Già da tanto mi sono rallegrato per questa domenica. Ogni due anni ha luogo una giornata di festa per i nostri fratelli e sorelle disabili e i loro parenti. Questa volta volevo essere della partita. La nostra chiesa a Bülach è particolarmente adatta a tale evento. L'aiutante d'apostolo di distretto mi accompagna. Più di un'ora e mezza prima del servizio divino ci riuniamo nell'atrio per i saluti e un piccolo spuntino; i fratelli e le sorelle sono venuti da tutte le parti della Svizzera tedesca. Sono abbracciato e baciato dai miei fratelli e dalle mie sorelle che attraversano la vita con una o l'altra restrizione ed è un'intensa esperienza, che mi tocca profondamente. Essi mostrano la loro gioia direttamente e in modo genuino. Posso semplicemente essere uno di loro e questo è tanto bello. Mi sento arricchito.

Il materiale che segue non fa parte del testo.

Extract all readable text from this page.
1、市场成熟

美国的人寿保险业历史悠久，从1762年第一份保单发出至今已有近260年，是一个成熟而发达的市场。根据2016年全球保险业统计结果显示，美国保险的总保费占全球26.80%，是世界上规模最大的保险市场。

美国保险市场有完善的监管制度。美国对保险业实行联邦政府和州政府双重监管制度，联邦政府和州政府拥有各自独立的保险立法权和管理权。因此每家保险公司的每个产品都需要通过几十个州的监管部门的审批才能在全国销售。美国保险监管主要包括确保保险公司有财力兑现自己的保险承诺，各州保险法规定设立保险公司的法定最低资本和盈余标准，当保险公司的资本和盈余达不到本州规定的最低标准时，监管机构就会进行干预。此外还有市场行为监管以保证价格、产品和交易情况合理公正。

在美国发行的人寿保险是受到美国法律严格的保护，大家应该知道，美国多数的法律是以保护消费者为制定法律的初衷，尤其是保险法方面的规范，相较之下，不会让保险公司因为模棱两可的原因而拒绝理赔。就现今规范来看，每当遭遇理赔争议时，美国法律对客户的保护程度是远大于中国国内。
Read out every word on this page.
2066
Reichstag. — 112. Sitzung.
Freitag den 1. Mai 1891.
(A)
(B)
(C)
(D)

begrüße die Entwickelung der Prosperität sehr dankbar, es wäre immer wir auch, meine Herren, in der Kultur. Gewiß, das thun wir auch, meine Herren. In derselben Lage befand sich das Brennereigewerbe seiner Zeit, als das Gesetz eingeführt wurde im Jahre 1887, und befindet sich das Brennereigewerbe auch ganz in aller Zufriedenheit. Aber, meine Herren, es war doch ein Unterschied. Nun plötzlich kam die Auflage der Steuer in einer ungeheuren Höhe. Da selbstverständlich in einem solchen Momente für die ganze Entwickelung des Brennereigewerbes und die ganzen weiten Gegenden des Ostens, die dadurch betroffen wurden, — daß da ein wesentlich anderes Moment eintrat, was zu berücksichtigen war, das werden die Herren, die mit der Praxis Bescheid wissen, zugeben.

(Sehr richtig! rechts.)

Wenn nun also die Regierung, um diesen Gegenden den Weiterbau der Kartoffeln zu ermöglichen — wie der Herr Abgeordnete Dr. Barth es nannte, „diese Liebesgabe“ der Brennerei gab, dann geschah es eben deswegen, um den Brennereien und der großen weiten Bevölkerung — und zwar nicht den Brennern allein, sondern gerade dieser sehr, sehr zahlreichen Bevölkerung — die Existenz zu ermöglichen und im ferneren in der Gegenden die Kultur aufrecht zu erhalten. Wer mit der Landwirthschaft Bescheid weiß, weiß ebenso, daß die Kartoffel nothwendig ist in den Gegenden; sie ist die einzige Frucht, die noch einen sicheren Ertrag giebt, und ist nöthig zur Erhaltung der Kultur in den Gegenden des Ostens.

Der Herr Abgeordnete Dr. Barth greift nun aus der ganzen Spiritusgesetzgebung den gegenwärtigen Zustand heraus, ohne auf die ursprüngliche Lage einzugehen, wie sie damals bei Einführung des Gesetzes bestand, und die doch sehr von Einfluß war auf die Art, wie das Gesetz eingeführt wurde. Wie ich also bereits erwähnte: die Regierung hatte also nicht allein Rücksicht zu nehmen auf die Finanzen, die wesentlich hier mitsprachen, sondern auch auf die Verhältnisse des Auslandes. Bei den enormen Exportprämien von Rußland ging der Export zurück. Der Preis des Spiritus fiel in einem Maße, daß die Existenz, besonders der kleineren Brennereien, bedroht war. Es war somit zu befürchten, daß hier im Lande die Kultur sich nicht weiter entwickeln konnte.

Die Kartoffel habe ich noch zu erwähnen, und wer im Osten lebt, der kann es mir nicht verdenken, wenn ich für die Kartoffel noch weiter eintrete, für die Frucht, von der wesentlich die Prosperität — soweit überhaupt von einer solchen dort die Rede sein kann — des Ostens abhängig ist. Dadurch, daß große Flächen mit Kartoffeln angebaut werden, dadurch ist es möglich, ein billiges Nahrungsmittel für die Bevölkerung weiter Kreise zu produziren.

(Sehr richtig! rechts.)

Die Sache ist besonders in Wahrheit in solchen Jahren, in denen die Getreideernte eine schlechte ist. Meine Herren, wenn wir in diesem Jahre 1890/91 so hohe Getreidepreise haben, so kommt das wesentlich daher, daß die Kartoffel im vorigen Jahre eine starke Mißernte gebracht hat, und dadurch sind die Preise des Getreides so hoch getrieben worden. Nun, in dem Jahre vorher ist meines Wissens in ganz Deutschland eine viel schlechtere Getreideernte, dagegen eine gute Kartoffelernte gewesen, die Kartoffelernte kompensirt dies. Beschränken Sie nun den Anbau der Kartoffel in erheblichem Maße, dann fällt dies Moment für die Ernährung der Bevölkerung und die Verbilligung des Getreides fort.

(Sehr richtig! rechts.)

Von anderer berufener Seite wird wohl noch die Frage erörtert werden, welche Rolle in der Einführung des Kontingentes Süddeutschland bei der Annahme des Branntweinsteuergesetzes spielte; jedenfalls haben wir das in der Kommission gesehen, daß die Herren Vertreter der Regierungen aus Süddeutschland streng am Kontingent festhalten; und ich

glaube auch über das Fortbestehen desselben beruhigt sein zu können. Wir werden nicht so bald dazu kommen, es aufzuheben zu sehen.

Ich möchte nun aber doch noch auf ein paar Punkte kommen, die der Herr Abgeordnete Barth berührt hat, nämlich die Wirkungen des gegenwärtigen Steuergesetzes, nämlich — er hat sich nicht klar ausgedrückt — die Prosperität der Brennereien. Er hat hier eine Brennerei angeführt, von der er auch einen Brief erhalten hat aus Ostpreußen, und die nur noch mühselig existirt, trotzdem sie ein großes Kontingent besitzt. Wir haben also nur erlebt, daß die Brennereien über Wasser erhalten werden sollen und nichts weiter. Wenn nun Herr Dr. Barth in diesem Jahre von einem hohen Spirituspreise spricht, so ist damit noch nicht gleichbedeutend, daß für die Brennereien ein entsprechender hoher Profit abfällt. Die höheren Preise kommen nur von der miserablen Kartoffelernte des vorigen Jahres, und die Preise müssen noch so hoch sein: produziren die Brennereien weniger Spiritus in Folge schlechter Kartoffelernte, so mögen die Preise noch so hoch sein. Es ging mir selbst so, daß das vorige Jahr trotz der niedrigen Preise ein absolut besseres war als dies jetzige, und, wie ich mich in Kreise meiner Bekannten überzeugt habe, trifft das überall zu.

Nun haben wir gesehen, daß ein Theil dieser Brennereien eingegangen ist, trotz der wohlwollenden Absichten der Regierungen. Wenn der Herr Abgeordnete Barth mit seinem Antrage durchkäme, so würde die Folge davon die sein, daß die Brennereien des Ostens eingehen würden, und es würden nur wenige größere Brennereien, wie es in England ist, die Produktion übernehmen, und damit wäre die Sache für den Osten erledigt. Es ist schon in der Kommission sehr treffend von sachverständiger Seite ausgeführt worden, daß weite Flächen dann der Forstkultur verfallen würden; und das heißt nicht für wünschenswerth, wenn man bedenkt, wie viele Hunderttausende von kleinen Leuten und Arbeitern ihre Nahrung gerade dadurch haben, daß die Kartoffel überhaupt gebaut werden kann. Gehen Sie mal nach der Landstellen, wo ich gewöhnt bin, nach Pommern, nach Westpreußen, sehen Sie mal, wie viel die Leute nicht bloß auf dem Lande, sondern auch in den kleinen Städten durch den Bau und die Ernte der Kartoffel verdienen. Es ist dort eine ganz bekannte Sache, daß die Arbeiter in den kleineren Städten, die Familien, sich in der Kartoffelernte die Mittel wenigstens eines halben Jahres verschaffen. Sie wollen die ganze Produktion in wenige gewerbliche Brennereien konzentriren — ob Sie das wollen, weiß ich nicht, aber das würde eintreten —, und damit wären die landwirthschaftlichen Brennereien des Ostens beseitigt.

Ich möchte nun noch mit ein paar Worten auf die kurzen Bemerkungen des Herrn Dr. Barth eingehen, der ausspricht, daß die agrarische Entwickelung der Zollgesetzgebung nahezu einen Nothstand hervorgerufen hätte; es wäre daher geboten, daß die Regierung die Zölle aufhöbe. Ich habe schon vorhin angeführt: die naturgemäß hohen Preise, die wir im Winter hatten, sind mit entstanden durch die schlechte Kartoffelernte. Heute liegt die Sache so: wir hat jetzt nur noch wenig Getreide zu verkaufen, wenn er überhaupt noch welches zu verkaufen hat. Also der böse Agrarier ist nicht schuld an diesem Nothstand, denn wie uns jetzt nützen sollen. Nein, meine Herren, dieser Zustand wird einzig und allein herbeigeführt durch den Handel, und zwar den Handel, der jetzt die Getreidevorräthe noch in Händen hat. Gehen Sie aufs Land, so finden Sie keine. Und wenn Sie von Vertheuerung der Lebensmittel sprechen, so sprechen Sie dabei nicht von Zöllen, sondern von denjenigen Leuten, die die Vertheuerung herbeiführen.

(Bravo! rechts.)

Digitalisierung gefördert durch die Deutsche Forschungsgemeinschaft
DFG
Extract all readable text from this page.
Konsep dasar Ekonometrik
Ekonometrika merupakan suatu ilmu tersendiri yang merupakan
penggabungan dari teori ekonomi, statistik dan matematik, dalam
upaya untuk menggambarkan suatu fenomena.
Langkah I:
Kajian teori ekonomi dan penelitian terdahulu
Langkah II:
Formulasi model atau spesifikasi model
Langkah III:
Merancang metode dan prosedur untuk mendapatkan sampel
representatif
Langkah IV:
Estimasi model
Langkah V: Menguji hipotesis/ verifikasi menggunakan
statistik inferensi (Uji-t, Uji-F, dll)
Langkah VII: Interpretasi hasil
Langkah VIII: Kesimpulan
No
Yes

Molto è stato preparato e investito per uno svolgimento senza intoppi. Molto è stato pensato e questo viene appagato. Grazie alla grande schiera di aiuti dietro le quinte. Anche molti giovani fratelli e sorelle si sono impegnati nel prendersi cura degli ospiti. È amore vissuto perso il prossimo.
Con la storiella "sono unico", siamo preparati per il servizio divino. Il braccialetto che portano tutti ha la stessa dicitura. I nostri fratelli e le nostre sorelle a cui è didicata la giornata, sono diretti, spontanei e pronti per sorprese. Ciò dà al servizio divino un tono particolare. quando sono toccati e provano gioia, allora lo dimostrano subito. Penso che ogni tanto siamo troppo riservati, quando le nostre anime vengono toccate.
Vivere la celebrazione della Santa Cena per i defunti in questa meravigliosa comunione mi ha toccato molto. Non ho percepito spesso una così grande pace e profondo silenzio.
Nel pomeriggio, l'aiutante d'apostolo di distretto ed io, siamo a disposizione per colloqui. Andaimo anche volentieri da tavolo a tavolo per curare la comunione, per scambiare pensieri e per essere semplicemente gli uni vicino agli altri. Faccio volentieri riferimento al link:
Condividere e ce n'è per tutti… - Chiesa regionale Svizzera (cna.ch)
Una ricca domenica termina, con molte impressioni che muovono il cuore e l'anima. La gioia per il prossimo evento rende il commiato un po' più facile.